Les Cours d'appel sont les juridictions du second degré qui connaissent par la voie de l'appel des demandes tendant à la réformation partielle ou à l'infirmation des jugements rendus par les juridictions du premier degré (Tribunaux de grande Instance, Tribunaux d'instance, Tribunaux de commerce, Conseils de Prud'hommes, etc).

Il existe plusieurs étapes procédurales devant cette Juridiction.

1. Saisine de la Cour d’appel

La saisine de la Cour se fait via l’intervention d’un avocat auprès de cette Juridiction.

Le justiciable peut saisir la Cour à tout moment, sauf lorsque la décision de première instance a été signifiée par huissier de justice, à la demande de son adversaire.

Dans cette hypothèse, le justiciable dispose d’un délai d’un mois à compter de cette signification par huissier de justice pour interjeter appel du Jugement.

Une déclaration d’appel est établie à cet effet.

2. Déroulement de la procédure à l’issue de la saisine de la Cour

A l’issue de cette saisine, le demandeur à l’action appelé « appelant » doit exposer ses arguments par le biais d’écritures appelées « conclusions » dans le délai de trois mois à compter de cette saisine.

L’adversaire appelé « intimé », quant à lui, à l’obligation de répliquer aux écritures de l’appelant dans un délai de deux mois à compter de la signification des écritures adverses.

Une fois ces deux délais de trois mois et de deux mois respectés respectivement par l’appelant et l’intimé, la cour d’appel fixe des dates d’audiences de procédure, auxquelles l’ensemble des parties, à tour de rôle, devront échanger de nouveaux arguments et ce, jusqu’à ce que chacun estime qu’il ne convient plus de répliquer à l’adversaire.

Il ne s’agit pas d’une audience de plaidoirie mais d’une audience de procédure virtuelle dite « de mise en état » lors desquelles le magistrat en charge du dossier vérifie l’état d’avancement de l’affaire.

Lorsque l’affaire est en état d’être jugée, à savoir lorsque l’ensemble des parties ont exposés leurs arguments, la cour clôture l’affaire et fixe une date d’audience de plaidoirie.

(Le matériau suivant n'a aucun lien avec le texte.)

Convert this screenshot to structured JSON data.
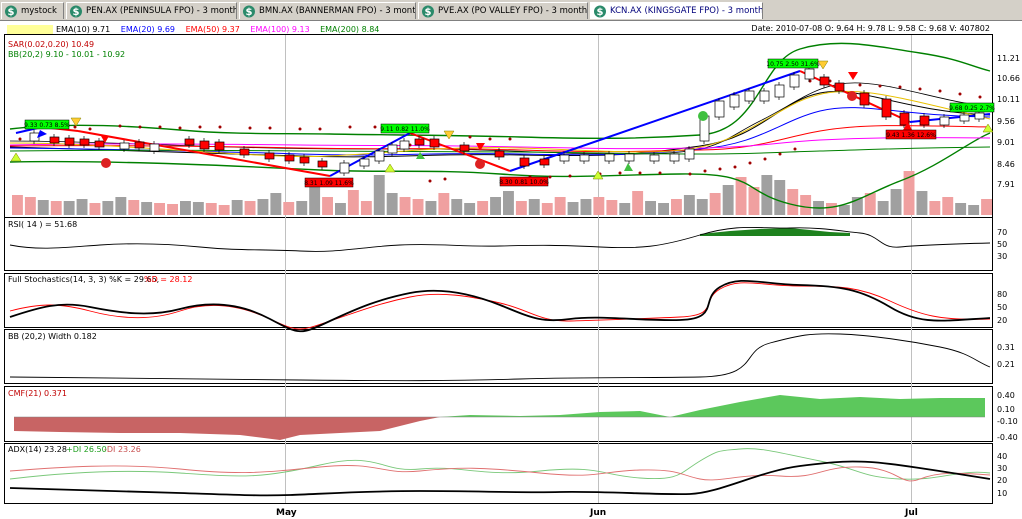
{
  "tabs": [
    {
      "label": "mystock",
      "active": false
    },
    {
      "label": "PEN.AX (PENINSULA FPO) - 3 months Daily",
      "active": false
    },
    {
      "label": "BMN.AX (BANNERMAN FPO) - 3 months Daily",
      "active": false
    },
    {
      "label": "PVE.AX (PO VALLEY FPO) - 3 months Daily",
      "active": false
    },
    {
      "label": "KCN.AX (KINGSGATE FPO) - 3 months Daily",
      "active": true
    }
  ],
  "date_readout": "Date: 2010-07-08 O: 9.64 H: 9.78 L: 9.58 C: 9.68 V: 407802",
  "main_panel": {
    "legend_row1": [
      {
        "text": "",
        "color": "#c8b400"
      },
      {
        "text": "EMA(10) 9.71",
        "color": "#000000"
      },
      {
        "text": "EMA(20) 9.69",
        "color": "#0000ff"
      },
      {
        "text": "EMA(50) 9.37",
        "color": "#ff0000"
      },
      {
        "text": "EMA(100) 9.13",
        "color": "#ff00ff"
      },
      {
        "text": "EMA(200) 8.84",
        "color": "#008000"
      }
    ],
    "legend_sar": "SAR(0.02,0.20) 10.49",
    "legend_bb": "BB(20,2) 9.10 - 10.01 - 10.92",
    "price_ticks": [
      "11.21",
      "10.66",
      "10.11",
      "9.56",
      "9.01",
      "8.46",
      "7.91"
    ],
    "trade_boxes": [
      {
        "text": "9.33 0.73 8.5%",
        "color": "green"
      },
      {
        "text": "9.11 0.82 11.0%",
        "color": "green"
      },
      {
        "text": "8.31 1.09 11.6%",
        "color": "red"
      },
      {
        "text": "8.30 0.81 10.0%",
        "color": "red"
      },
      {
        "text": "10.75 2.50 31.6%",
        "color": "green"
      },
      {
        "text": "9.68 0.25 2.7%",
        "color": "green"
      },
      {
        "text": "9.43 1.36 12.6%",
        "color": "red"
      }
    ]
  },
  "rsi_panel": {
    "title": "RSI( 14 ) = 51.68",
    "ticks": [
      "70",
      "50",
      "30"
    ]
  },
  "stoch_panel": {
    "title_k": "Full Stochastics(14, 3, 3) %K = 29.65,",
    "title_d": "%D = 28.12",
    "ticks": [
      "80",
      "50",
      "20"
    ]
  },
  "bbw_panel": {
    "title": "BB (20,2) Width 0.182",
    "ticks": [
      "0.31",
      "0.21"
    ]
  },
  "cmf_panel": {
    "title": "CMF(21) 0.371",
    "ticks": [
      "0.40",
      "0.10",
      "-0.10",
      "-0.40"
    ]
  },
  "adx_panel": {
    "title": "ADX(14) 23.28",
    "plus": "+DI 26.50",
    "minus": "-DI 23.26",
    "ticks": [
      "40",
      "30",
      "20",
      "10"
    ]
  },
  "x_axis": [
    "May",
    "Jun",
    "Jul"
  ],
  "colors": {
    "up_candle": "#ffffff",
    "down_candle": "#ff0000",
    "volume_up": "#a0a0a0",
    "volume_down": "#f0a0a0",
    "cmf_pos": "#5cc85c",
    "cmf_neg": "#c86464",
    "rsi_fill": "#1e821e"
  }
}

La clôture signifie qu’un dépôt de nouvelles écritures n’est autorisé par la Cour.

Il sera précisé que les clients concernés par l’affaire peuvent assister aux audiences de plaidoirie, sans toutefois que cette présence ne soit ni obligatoire ni nécessaire.

L’absence du client est en effet sans conséquence sur la décision de la Cour à intervenir et ce, d’autant qu’il ne pourra aucunement formuler d’observations sur son dossier.

3. La fixation d’une date de délibéré

Une fois l’affaire plaidée, le magistrat fixera une date à laquelle la décision sera rendue.

Il arrive fréquemment que cette date soit prorogée ou à tout le moins qu’à la date indiquée, la décision n’intervienne finalement que quelques jours plus tard, compte tenu de l’engorgement de la Cour.

4. Les suites de la décision rendue

Une fois la décision rendue, l’une ou l’autre des parties peut contester cette décision, mais seulement si la Cour a commis une erreur de droit dans sa décision et ce, par le biais d’un pourvoi en cassation devant la Cour de cassation.

Cette situation reste toutefois assez rare.

La partie souhaitant former un pourvoi dispose d’un délai de deux mois à compter de la signification de la décision par la voie d’huissier de justice, à la demande de l’adversaire, pour le faire.

En l’absence de signification, aucun délai ne court. En effet, seule la signification de la décision par voie d’huissier fait courir le délai de pourvoi.

5. La durée approximative du procès

Il sera précisé que la durée de la procédure devant la juridiction de second degré dure au minimum entre huit mois et un an, selon la complexité de l’affaire, les délais aux fins de fixation d’audiences de plaidoirie étant extrêmement longs.